If the mover is absent from a team, the team will get stuck and lose interest in all goals. They will lack the ability to advance, come up with new ideas, or execute anything. Numerous teams are built up of highly motivated executives, but it’s important that there is a defined mover in the team; someone who can help the team advance — not someone there just being impatient and pushy. A good mover aims to serve the team as a whole.
While the mover is crucial, probably the most difficult role in the team is that of the supporter. The supporter is the one who seconds the motion. They jump up and get behind the idea, opinion, or plan at hand. Sure, a mover has the ability to kick-start things off, but without a supporter, little impact or real progress can be made!
The point here is that the supporter needs to support the idea, not necessarily the person — otherwise it won;t work. They need to get behind the idea and provide some good reasoning skills.

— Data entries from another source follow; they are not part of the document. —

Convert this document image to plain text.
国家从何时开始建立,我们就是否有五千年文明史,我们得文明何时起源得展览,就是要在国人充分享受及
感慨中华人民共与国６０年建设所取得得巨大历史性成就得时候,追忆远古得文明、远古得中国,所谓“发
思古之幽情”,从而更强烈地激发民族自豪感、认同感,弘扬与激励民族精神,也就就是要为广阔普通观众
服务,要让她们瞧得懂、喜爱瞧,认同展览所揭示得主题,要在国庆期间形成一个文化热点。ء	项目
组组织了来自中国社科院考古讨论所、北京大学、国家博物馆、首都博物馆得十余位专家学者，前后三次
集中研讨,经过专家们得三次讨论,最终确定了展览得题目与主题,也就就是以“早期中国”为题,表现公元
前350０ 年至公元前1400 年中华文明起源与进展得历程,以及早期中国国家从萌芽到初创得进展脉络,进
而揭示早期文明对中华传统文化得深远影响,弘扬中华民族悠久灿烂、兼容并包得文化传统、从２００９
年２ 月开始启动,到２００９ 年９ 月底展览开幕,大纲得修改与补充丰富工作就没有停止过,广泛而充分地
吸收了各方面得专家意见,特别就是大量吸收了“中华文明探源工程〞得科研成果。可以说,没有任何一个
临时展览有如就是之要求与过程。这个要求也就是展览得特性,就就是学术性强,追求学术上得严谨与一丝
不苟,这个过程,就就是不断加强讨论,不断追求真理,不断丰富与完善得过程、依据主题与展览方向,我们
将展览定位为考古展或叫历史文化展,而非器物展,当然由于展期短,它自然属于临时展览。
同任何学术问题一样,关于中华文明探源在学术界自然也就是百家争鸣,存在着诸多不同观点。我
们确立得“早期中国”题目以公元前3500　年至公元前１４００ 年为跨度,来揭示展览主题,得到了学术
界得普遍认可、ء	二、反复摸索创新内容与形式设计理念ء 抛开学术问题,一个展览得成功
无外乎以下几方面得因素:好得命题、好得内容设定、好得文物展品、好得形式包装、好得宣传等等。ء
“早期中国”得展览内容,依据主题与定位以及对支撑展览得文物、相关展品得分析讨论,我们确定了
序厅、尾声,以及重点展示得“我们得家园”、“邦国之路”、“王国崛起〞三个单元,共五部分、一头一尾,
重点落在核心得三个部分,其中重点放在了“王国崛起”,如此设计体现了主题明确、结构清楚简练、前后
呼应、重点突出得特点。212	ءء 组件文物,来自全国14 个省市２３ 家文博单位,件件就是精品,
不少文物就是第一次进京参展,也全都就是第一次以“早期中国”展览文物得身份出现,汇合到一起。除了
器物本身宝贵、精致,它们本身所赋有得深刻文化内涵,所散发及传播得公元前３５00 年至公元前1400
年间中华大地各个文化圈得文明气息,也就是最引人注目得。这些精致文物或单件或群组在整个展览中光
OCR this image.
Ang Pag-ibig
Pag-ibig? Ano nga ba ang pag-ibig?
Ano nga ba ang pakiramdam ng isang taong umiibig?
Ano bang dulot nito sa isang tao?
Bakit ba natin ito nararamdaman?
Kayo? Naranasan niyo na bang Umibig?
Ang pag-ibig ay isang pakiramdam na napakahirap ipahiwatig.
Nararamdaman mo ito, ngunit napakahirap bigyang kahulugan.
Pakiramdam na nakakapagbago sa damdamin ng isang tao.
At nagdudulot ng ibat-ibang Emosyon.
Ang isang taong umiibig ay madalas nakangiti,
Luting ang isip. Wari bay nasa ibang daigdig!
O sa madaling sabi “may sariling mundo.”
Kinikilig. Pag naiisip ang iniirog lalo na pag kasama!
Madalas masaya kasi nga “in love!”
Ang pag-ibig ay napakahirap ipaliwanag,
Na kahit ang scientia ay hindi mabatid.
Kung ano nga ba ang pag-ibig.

In many senior leadership teams, this is often a role that is missing. This is because members of top teams are usually used to driving and making all the decisions. The problem is that everyone wants to be movers and nobody wants to take the role of supporter. This is where they’ll struggle. When it comes to amazing teams though, members know that the role of the supporter is the golden key to effective decision making; and they’ll make sure to jump into it whenever they see a need for it.
So, while it’s the supporter’s job to add momentum to the mover, it’s the opposer’s job to provide a check and balance for the team. The importance of this role is to help ensure that all angles and perspectives are being looked at, and that all potential risks and negatives are 100% evaluated. The best opposers help their team avoid downfalls, and prevent them from missing out of any other crucial opportunities.
Thankfully, when it comes to senior leadership teams, finding enough opposers is generally not an issue. But, be aware, the point is not to just argue for the sake of arguing. A good opposer will bring up legitimate concerns and risks, and will be there to help the team assess all the options. There are too many instances of executives opposing without making a strong case or giving reasonable rationale. Bad opposers will make unnecessary attacks that threaten to destroy a team’s whole foundation of trust and effectiveness.
Last but not least, every team needs to have people who maintain a higher-level perspective, and constantly endeavour to keep the bigger picture in mind. These people are the observers of the team. They assist in guiding the process, and ensure that the team is taking all the options and factors into consideration. A team with good observers will have a solid process, and will be far less likely to get derailed.
Fact: every single truly effective team that I’ve ever worked with has demonstrated these four roles in action consistently. It’s also important to note that members do not have to stay in each role forever. In actual fact, in the very best teams, members accordingly move between roles as the conversation shifts, and they see the need to balance out the dynamic whenever it’s called for.